Bulk task operations
While going through open issues (#4227 and this comment specfically: https://github.com/STEllAR-GROUP/hpx/issues/4227#issuecomment-555616764) I was reminded that the Moodycamel queue supports batched operations. I think we should definitely start using this. We should be able to emulate batched operations on the Boost lockfree queues as well and might improve performance there as well. The popping of tasks is also protected by a lock so any improvements we make here might have significant effects on the minimum task times we can have.
I was thinking about this recently, but have not worked on it. In the shared-priority scheduler, I reduced the size of chunks of tasks that are stolen and did away with some of the checks/settings for options like min_tasks_to_steal and others with a similar name that I have forgotten the details of. There are definitely opportunities to make use of the bulk operations and producer oriented API of the moodycamel queue and they should be looked at. As GSoC develops, I am hoping that we will also have more containers to experiment with, and this combined with an increased interest in the lockfree operations will give me an incentive to look into this more.

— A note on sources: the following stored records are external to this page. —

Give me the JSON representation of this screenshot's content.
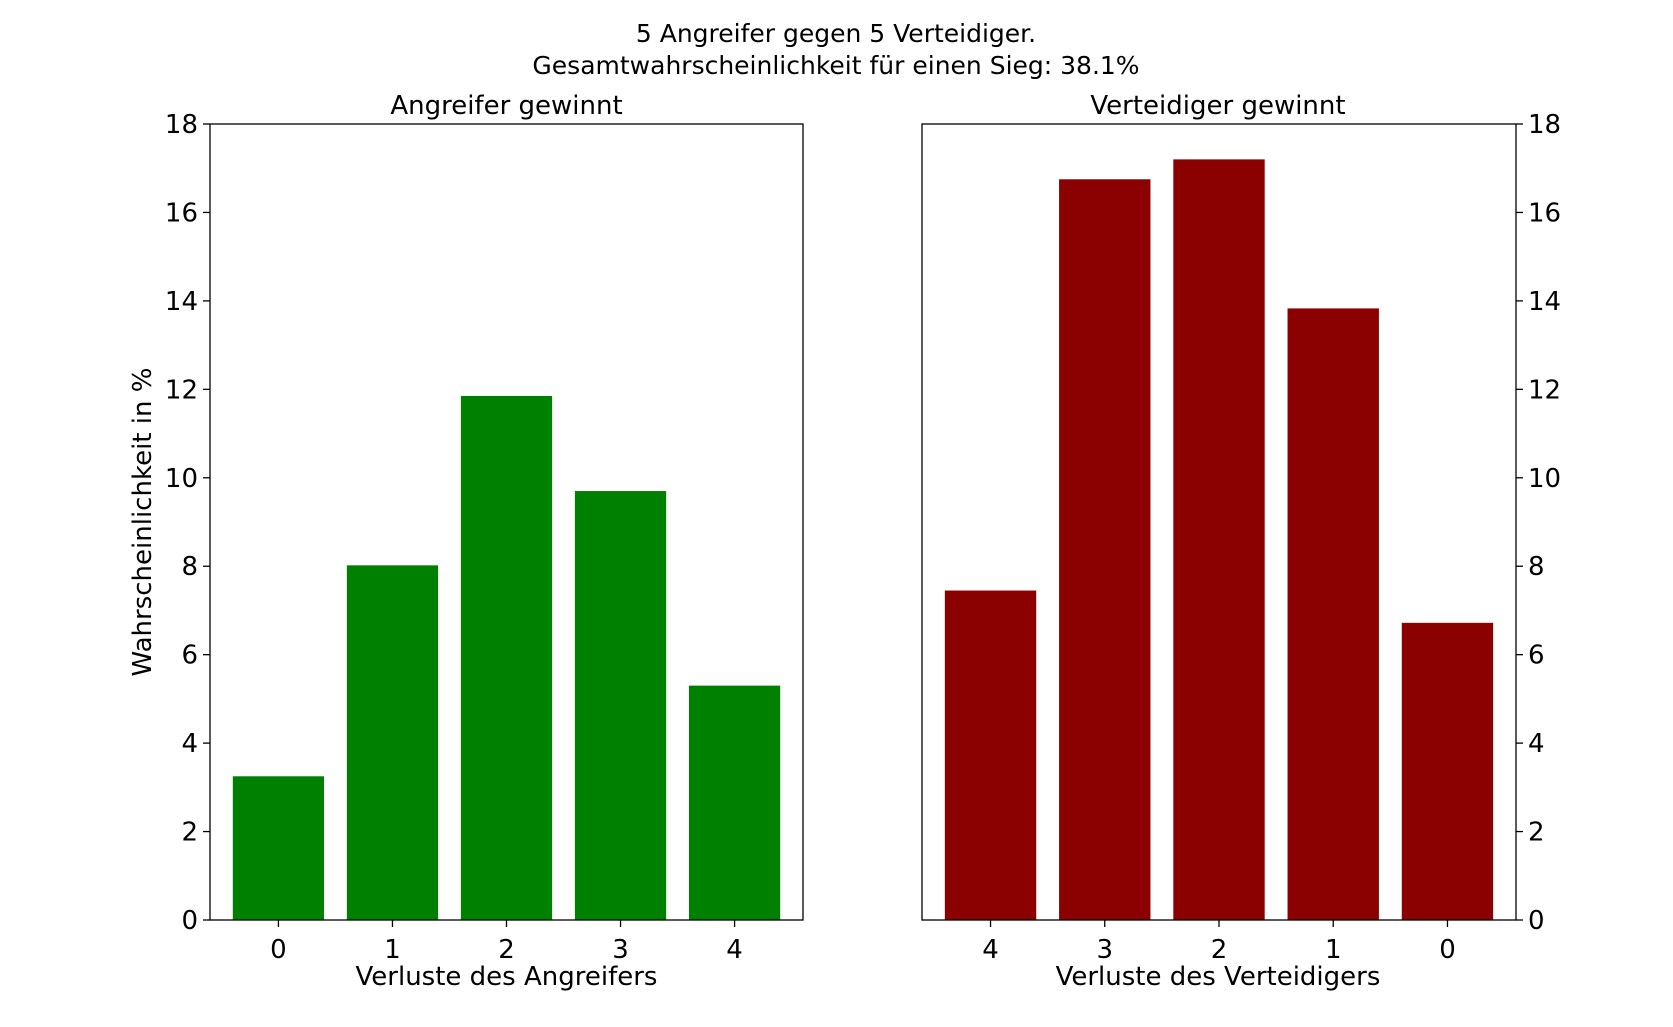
{
  "figure": {
    "suptitle_line1": "5 Angreifer gegen 5 Verteidiger.",
    "suptitle_line2": "Gesamtwahrscheinlichkeit für einen Sieg: 38.1%"
  },
  "chart_data": [
    {
      "type": "bar",
      "title": "Angreifer gewinnt",
      "xlabel": "Verluste des Angreifers",
      "ylabel": "Wahrscheinlichkeit in %",
      "categories": [
        "0",
        "1",
        "2",
        "3",
        "4"
      ],
      "values": [
        3.25,
        8.02,
        11.85,
        9.7,
        5.3
      ],
      "ylim": [
        0,
        18
      ],
      "yticks": [
        0,
        2,
        4,
        6,
        8,
        10,
        12,
        14,
        16,
        18
      ],
      "yaxis_side": "left",
      "color": "#008000",
      "grid": false
    },
    {
      "type": "bar",
      "title": "Verteidiger gewinnt",
      "xlabel": "Verluste des Verteidigers",
      "ylabel": "",
      "categories": [
        "4",
        "3",
        "2",
        "1",
        "0"
      ],
      "values": [
        7.45,
        16.75,
        17.2,
        13.83,
        6.72
      ],
      "ylim": [
        0,
        18
      ],
      "yticks": [
        0,
        2,
        4,
        6,
        8,
        10,
        12,
        14,
        16,
        18
      ],
      "yaxis_side": "right",
      "color": "#8b0000",
      "grid": false
    }
  ]
}
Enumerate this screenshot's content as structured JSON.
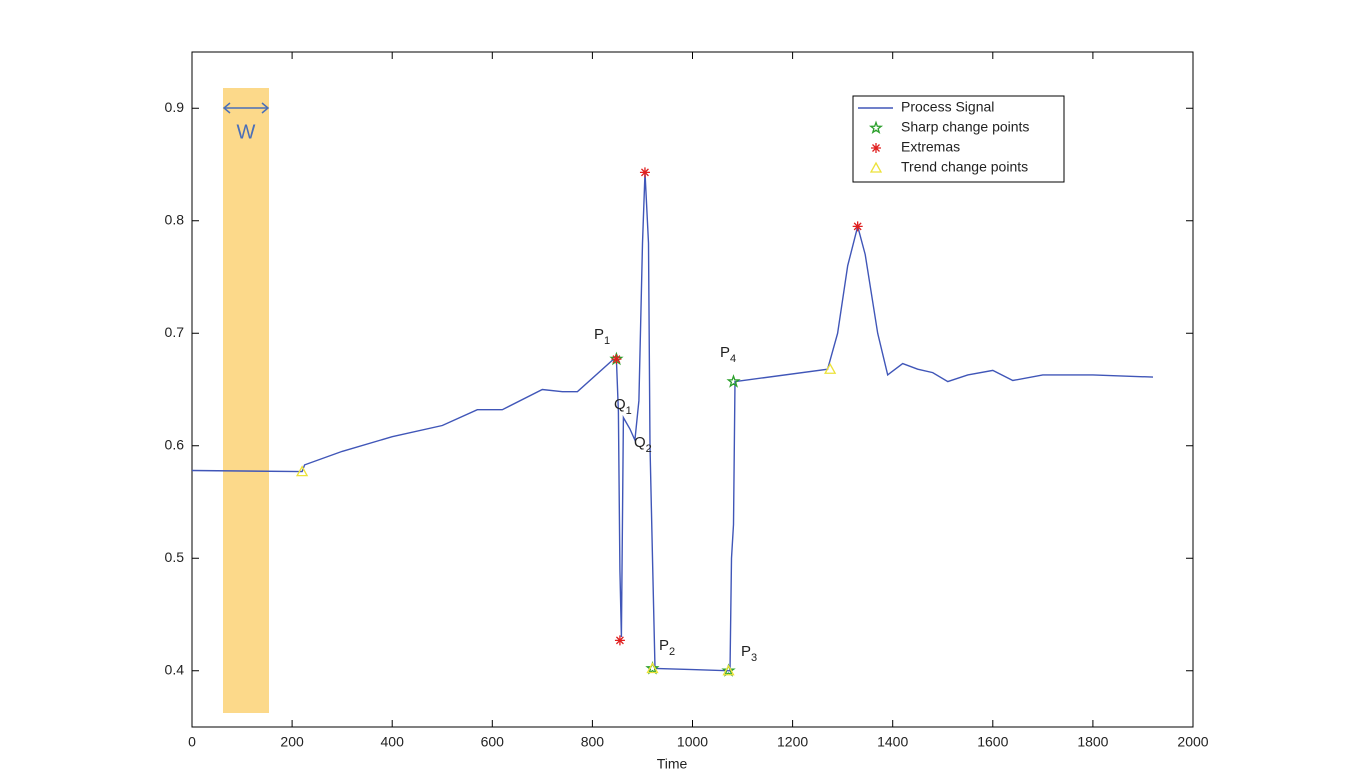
{
  "chart_data": {
    "type": "line",
    "xlabel": "Time",
    "xlim": [
      0,
      2000
    ],
    "ylim": [
      0.35,
      0.95
    ],
    "xticks": [
      0,
      200,
      400,
      600,
      800,
      1000,
      1200,
      1400,
      1600,
      1800,
      2000
    ],
    "yticks": [
      0.4,
      0.5,
      0.6,
      0.7,
      0.8,
      0.9
    ],
    "grid": false,
    "legend": "upper right",
    "window_label": "W",
    "series": [
      {
        "name": "Process Signal",
        "color": "#4056b8",
        "marker": "line",
        "x": [
          0,
          220,
          225,
          300,
          400,
          500,
          570,
          620,
          700,
          740,
          770,
          840,
          848,
          852,
          855,
          858,
          862,
          875,
          885,
          893,
          900,
          905,
          912,
          915,
          920,
          925,
          1000,
          1075,
          1078,
          1082,
          1085,
          1270,
          1290,
          1310,
          1330,
          1345,
          1370,
          1390,
          1420,
          1450,
          1480,
          1510,
          1550,
          1600,
          1640,
          1700,
          1800,
          1920
        ],
        "values": [
          0.578,
          0.577,
          0.583,
          0.595,
          0.608,
          0.618,
          0.632,
          0.632,
          0.65,
          0.648,
          0.648,
          0.676,
          0.677,
          0.63,
          0.49,
          0.43,
          0.625,
          0.615,
          0.605,
          0.64,
          0.78,
          0.843,
          0.78,
          0.6,
          0.5,
          0.402,
          0.401,
          0.4,
          0.5,
          0.53,
          0.657,
          0.668,
          0.7,
          0.76,
          0.795,
          0.77,
          0.7,
          0.663,
          0.673,
          0.668,
          0.665,
          0.657,
          0.663,
          0.667,
          0.658,
          0.663,
          0.663,
          0.661
        ]
      },
      {
        "name": "Sharp change points",
        "color": "#2ca02c",
        "marker": "pentagram",
        "x": [
          848,
          920,
          1072,
          1082
        ],
        "values": [
          0.677,
          0.402,
          0.4,
          0.657
        ]
      },
      {
        "name": "Extremas",
        "color": "#e02020",
        "marker": "asterisk",
        "x": [
          848,
          855,
          905,
          1330
        ],
        "values": [
          0.677,
          0.427,
          0.843,
          0.795
        ]
      },
      {
        "name": "Trend change points",
        "color": "#ece23a",
        "marker": "triangle",
        "x": [
          220,
          920,
          1072,
          1275
        ],
        "values": [
          0.577,
          0.402,
          0.4,
          0.668
        ]
      }
    ],
    "annotations": [
      {
        "text": "P",
        "sub": "1"
      },
      {
        "text": "Q",
        "sub": "1"
      },
      {
        "text": "Q",
        "sub": "2"
      },
      {
        "text": "P",
        "sub": "2"
      },
      {
        "text": "P",
        "sub": "3"
      },
      {
        "text": "P",
        "sub": "4"
      }
    ]
  }
}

You can use the work-stealing deque in Eigen that Dmitry Vyukov wrote and which supports steal-half:
https://gitlab.com/libeigen/eigen/-/blob/cf7adf3a5d24355547548126599aeeb4b9ce5099/unsupported/Eigen/CXX11/src/ThreadPool/RunQueue.h#L115-146
It is used in Tensorflow as far as I'm aware.
@mratsim interesting... thanks.
This issue has been automatically marked as stale because it has not had recent activity. It will be closed if no further activity occurs. Thank you for your contributions.